Bleeding disorders also deserve a mention. Conditions like von Willebrand disease affect the blood’s ability to clot properly and can cause periods that are heavy from the very first one in adolescence. If you’ve always had long, heavy periods and also bruise easily, bleed excessively from dental work or cuts, or have a family history of bleeding problems, a clotting disorder is worth investigating.

Rarely, prolonged bleeding can signal something more serious like precancerous changes or cancer of the uterine lining. This is more relevant for people over 45, those with a long history of irregular periods, or those with risk factors like obesity. It’s not the most likely explanation, but it’s one of the reasons persistent changes in your bleeding pattern are worth evaluating.

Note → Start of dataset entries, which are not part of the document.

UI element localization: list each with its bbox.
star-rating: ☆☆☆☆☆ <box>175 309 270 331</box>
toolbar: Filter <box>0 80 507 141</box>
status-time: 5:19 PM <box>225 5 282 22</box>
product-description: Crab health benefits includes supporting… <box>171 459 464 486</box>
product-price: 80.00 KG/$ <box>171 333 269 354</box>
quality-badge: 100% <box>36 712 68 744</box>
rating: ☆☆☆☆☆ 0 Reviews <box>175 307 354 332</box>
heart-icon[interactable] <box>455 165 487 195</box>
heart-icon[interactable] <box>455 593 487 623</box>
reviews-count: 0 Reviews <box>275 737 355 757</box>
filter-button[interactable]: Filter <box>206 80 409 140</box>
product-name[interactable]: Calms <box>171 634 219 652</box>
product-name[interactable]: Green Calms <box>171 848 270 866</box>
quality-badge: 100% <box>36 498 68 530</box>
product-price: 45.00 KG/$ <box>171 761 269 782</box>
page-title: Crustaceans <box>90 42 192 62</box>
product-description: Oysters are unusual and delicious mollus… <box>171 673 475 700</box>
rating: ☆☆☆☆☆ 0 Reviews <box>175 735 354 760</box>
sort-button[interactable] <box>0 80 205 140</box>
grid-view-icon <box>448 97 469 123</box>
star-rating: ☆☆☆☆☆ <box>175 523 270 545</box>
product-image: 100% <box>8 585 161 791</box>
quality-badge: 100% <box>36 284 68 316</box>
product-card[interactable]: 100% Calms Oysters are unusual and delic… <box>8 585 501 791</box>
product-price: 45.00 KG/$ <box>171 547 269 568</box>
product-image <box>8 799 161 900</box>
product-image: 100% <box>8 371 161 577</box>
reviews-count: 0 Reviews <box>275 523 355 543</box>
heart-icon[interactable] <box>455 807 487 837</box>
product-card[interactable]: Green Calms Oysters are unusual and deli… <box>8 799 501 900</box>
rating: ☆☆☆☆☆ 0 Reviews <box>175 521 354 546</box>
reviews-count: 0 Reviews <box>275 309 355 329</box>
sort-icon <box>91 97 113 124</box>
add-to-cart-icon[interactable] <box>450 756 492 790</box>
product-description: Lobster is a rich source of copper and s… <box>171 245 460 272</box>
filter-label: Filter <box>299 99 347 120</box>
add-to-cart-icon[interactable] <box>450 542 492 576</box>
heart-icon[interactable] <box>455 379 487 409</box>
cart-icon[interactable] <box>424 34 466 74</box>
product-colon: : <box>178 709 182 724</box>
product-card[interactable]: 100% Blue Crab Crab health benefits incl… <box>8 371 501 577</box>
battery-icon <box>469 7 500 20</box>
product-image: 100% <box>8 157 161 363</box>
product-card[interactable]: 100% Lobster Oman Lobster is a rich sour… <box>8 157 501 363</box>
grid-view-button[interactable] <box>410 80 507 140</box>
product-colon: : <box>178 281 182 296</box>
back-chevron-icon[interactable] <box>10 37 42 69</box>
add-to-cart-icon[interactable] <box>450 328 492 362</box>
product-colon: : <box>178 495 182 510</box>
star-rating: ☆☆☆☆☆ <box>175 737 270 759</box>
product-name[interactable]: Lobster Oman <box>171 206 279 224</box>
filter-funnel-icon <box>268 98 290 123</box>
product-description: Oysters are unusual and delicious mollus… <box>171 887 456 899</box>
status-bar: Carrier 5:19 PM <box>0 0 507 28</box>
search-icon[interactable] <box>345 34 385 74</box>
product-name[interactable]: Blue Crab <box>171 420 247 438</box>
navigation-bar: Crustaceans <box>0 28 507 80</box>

What to Expect at the Doctor

If your periods regularly last more than seven days, an evaluation usually starts with blood work to check your hormone levels, thyroid function, and iron levels (since chronic heavy bleeding commonly leads to iron-deficiency anemia). A pelvic ultrasound can identify fibroids, polyps, or other structural causes. In some cases, a thin scope is used to look directly inside the uterus for a clearer picture.

Treatment depends entirely on the cause. For hormonal imbalances, hormonal therapy is the standard first-line approach. This might mean birth control pills, which regulate the cycle and thin the lining, or a hormonal IUD, which delivers progesterone directly to the uterus and dramatically reduces bleeding for most people. For structural problems like fibroids or polyps, the options range from these same hormonal treatments to minor procedures that remove the growths. If a thyroid problem or bleeding disorder is identified, treating that underlying condition often resolves the period issues on its own.

One thing to watch for: if you’re soaking through a pad or tampon every hour for more than two hours straight, feeling dizzy or lightheaded, or passing very large clots, that level of bleeding warrants urgent medical attention rather than a routine appointment.